Highlights from the March FERC Open Meeting

March 25th, 2016 by Miles Farmer, Legal Fellow, Energy & Transportation Program

FERC Will Address Issues Related to Competitive Transmission Development (AD16-18). On June 27 and 28 of 2016, FERC will hold a public technical conference to discuss the competitive transmission development process. Among other issues, the conference will address cost containment provisions, as well as a transmission developer’s request that proposals selected through Order 1000-compliant competitive processes should be deemed “just and reasonable” under the Mobile-Sierra doctrine (which holds that electricity rates arrived at through the competitive marketplace will be approved unless a different result is required by the public interest). Such a rule would provide transmission developers with greater certainty, but it could pose problems if Order 1000 processes are not truly competitive.

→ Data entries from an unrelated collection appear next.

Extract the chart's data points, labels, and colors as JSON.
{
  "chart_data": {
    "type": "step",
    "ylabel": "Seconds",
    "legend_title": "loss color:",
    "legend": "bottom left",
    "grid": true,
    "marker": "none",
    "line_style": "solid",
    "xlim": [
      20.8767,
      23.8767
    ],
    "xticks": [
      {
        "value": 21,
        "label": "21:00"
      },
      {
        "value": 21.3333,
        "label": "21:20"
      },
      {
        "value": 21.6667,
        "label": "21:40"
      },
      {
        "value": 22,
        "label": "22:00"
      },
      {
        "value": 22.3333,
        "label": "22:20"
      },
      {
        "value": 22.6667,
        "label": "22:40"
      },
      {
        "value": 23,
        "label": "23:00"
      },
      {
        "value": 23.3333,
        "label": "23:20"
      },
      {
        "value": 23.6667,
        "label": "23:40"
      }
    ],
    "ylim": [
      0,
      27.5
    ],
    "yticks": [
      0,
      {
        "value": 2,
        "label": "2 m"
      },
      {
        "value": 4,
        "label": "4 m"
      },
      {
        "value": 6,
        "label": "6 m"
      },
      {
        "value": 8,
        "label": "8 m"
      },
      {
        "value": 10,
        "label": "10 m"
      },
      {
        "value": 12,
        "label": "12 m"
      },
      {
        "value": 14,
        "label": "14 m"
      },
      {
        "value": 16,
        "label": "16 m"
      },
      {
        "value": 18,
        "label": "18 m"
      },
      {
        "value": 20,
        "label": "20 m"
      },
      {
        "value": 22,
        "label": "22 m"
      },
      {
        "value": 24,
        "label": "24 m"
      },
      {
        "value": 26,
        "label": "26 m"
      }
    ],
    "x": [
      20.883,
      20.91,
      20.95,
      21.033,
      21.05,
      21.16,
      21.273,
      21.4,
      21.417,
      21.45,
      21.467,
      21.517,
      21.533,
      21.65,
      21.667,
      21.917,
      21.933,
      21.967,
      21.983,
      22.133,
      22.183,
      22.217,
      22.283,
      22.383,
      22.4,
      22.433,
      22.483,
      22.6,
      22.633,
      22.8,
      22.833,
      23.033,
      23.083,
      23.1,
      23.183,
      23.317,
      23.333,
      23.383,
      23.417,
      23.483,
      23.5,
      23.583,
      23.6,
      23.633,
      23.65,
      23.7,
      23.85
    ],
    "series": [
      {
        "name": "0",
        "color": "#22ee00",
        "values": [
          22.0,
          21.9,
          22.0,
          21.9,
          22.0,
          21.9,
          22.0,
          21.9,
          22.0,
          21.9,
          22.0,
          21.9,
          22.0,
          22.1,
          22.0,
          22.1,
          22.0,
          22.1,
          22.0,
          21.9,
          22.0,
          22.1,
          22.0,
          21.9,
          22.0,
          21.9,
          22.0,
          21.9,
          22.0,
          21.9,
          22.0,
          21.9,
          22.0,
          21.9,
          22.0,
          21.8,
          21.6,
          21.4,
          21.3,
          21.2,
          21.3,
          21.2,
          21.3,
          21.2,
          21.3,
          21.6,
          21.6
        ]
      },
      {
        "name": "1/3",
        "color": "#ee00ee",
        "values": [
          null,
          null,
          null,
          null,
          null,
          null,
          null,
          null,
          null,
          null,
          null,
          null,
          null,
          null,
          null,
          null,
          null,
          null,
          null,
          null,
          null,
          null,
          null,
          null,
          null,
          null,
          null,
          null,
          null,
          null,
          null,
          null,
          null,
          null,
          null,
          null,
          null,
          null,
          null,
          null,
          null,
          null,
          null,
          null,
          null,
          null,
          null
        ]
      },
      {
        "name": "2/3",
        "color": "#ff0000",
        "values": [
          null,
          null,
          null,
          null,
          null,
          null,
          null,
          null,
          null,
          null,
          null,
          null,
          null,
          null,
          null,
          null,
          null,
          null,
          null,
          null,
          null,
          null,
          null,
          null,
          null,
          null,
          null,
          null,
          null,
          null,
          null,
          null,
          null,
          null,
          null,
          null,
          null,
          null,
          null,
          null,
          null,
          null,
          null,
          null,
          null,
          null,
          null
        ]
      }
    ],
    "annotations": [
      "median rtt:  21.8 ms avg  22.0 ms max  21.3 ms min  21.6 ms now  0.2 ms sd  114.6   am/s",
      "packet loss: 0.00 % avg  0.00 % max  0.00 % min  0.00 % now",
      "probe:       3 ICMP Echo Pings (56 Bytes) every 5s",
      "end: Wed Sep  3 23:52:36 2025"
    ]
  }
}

FERC Will Discuss Compensation Mechanisms for Reactive Power Supply and Voltage Control (AD16-17). FERC will convene a public workshop on June 30, 2016 to discuss compensation for reactive supply and voltage control within regions covered by Independent System Operators (ISOs) and Regional Transmission Organizations (RTOs). The workshop will address all of the different sources of compensation by which generators recover costs incurred in order to provide reactive power supply and voltage control services, and examine ways in which these mechanisms could be adjusted to more efficiently address the system’s needs.

FERC 2015 State of the Market Report Highlights Increased Renewables Penetration. FERC released its 2015 State of the Markets Report at its March open meeting. The report highlights the dramatic growth of distributed energy resources, noting that the amount of generation produced by net metering customers increased by an average of nearly 500 percent from 2011 through 2015, while generation from power plants stood nearly flat. The report also notes that demand response resources are receiving higher revenues from capacity markets, a trend which is likely to accelerate after the Supreme Court’s decision approving FERC’s Order No. 745, which provides for compensation of those resources in wholesale markets. In addition, the report highlights that natural gas overtook coal as the leading source of electricity generation for 7 months in 2015.

FERC Proposes to Revise Interconnection for Small Generators to Require Them to Stay Connected During Abnormal Frequency and Voltage Events (RM16-8). FERC issued a notice of proposed rulemaking (NOPR) to revise its pro forma Small Generator Interconnection Agreement (SGIA). Under FERC’s proposal, the SGIA would impose “ride through” requirements that mandate newly interconnected generators under 20 MW to stay connected to the grid during abnormal frequency and voltage events, such as a sudden outage caused by a downed power line. FERC reversed its prior judgment exempting small generators from ride through requirements based on the increasing grid penetration of distributed energy resources, and the wider availability of technology to enable ride through. The North American Electric Reliability Corporation (NERC) found that the lack of a ride through requirement for small generators could contribute to load imbalance and cause disturbances on the bulk power system. FERC’s new rule, if enacted, will increase the burdens placed on small generators. At the same time, it will help to ensure that they are deployed in a manner that enhances the reliability of the system.